Wastewater Treatment Director Christie True said the county is spending a little more than $6 million to modify a pump station to redirect the treated water and has conditionally agreed to pay contractor Vinci/Parsons RCI/Frontier-Kemper $10 million for completed tunnel-machine repair work. The county may seek to recover that money, but more repair costs lie ahead.
Two boring machines were shut down for repairs and more than 120 workers laid off in May and June after damage was discovered on the rims of both devices. One 17 ½-foot-diameter machine is under Bothell, the other under Lake Forest Park.
It has taken longer than expected to repair the Bothell machine because six wells weren't completely successful in removing water from soil around the repair area.
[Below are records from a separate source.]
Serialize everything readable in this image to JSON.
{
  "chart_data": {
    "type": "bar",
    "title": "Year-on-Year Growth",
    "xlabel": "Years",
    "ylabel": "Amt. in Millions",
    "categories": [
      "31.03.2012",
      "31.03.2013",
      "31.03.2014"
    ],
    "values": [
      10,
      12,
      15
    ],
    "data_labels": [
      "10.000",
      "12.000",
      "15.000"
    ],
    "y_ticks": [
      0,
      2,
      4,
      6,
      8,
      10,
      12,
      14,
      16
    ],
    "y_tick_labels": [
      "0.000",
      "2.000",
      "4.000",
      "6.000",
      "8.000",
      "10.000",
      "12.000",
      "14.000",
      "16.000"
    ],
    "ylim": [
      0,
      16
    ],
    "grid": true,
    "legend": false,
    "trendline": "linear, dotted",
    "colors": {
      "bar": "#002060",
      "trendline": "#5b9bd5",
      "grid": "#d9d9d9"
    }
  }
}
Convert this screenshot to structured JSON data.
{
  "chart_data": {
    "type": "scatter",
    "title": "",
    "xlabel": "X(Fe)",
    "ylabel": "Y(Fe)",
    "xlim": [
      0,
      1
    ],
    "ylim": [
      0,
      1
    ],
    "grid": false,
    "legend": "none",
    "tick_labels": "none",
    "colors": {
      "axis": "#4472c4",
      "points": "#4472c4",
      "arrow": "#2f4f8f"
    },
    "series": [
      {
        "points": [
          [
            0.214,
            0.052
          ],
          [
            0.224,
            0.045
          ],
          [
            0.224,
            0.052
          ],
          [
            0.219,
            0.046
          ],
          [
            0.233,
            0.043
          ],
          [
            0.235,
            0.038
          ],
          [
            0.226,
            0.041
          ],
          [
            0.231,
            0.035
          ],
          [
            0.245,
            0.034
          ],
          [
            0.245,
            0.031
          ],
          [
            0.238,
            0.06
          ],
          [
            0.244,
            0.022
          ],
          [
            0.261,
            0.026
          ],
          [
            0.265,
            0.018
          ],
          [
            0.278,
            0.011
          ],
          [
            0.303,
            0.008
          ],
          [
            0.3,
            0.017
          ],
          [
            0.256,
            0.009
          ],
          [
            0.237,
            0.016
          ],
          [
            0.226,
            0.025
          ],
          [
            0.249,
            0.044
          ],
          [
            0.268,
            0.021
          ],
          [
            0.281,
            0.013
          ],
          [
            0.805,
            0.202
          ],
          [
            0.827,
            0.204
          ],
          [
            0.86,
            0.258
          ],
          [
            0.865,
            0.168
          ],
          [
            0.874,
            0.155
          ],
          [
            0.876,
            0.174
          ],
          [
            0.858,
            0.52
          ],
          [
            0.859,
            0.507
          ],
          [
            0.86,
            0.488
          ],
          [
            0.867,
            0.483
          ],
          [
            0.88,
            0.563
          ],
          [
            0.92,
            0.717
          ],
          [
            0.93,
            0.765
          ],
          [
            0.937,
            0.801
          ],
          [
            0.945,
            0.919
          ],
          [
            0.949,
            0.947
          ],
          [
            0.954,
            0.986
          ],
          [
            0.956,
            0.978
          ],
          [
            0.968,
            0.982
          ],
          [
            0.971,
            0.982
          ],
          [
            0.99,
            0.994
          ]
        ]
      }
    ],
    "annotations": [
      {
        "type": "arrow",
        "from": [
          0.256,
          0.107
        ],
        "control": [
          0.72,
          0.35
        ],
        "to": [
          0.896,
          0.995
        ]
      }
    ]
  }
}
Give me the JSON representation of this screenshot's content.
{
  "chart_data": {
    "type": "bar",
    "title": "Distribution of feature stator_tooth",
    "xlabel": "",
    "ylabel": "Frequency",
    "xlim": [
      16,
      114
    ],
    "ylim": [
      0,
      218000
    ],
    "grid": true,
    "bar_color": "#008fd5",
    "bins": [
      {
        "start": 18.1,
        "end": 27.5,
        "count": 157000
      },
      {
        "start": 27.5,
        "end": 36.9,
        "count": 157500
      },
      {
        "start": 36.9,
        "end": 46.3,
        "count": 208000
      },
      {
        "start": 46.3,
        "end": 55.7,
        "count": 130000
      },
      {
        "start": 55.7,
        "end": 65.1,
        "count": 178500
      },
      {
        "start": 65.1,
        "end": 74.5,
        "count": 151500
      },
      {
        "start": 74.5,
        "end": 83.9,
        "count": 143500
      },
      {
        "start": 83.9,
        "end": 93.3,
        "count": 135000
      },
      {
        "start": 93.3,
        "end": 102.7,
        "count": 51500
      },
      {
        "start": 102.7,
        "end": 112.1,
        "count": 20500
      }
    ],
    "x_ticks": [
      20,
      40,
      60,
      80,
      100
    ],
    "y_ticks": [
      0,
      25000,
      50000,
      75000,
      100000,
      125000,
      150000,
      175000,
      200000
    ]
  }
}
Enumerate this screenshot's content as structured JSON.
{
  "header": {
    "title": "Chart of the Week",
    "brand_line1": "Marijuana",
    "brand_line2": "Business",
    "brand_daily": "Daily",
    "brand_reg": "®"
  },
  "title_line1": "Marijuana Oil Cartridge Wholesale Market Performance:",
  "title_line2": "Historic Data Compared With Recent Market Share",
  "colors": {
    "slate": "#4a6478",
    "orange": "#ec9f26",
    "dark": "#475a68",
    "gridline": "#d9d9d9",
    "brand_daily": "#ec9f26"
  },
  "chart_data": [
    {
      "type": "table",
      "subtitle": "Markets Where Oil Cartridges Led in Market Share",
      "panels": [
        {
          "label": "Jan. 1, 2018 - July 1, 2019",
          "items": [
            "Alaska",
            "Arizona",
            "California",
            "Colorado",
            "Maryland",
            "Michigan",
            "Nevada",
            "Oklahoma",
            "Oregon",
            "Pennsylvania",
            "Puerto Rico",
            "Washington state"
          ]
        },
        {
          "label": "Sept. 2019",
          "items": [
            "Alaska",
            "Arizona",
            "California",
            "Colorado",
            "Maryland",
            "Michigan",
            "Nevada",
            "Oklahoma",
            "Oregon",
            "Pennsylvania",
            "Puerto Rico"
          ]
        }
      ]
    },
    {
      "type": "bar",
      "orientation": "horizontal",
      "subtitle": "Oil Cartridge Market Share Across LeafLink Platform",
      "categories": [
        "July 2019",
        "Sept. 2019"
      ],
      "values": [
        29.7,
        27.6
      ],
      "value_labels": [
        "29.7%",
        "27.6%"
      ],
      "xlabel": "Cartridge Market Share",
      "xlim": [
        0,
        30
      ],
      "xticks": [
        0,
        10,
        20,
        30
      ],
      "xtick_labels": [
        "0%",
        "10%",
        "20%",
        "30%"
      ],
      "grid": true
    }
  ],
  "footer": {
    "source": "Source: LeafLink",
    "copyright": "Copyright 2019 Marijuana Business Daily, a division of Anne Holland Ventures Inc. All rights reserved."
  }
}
Workers later removed some of the water by drilling 10 drains from the tunnel into the soil.
The amount of water is important because too much water means air in the work space must be pressurized, forcing repair crews to spend most of their work time going through decompression. With water largely removed now, Sreibers said, workers will need far less decompression time.
The machine under Lake Forest Park will dig ahead 300 feet to where wells are being drilled down, and it will then be fixed. Wells were drilled last summer to the Bothell machine.
"At the end of the day these kinds of things happen in projects," True said. "That's why we carry a contingency in our budget. We actually have low usage of our contingency to date. We don't know that it means our budget will go over at this point in time and we don't know who ultimately will be responsible for all of these costs."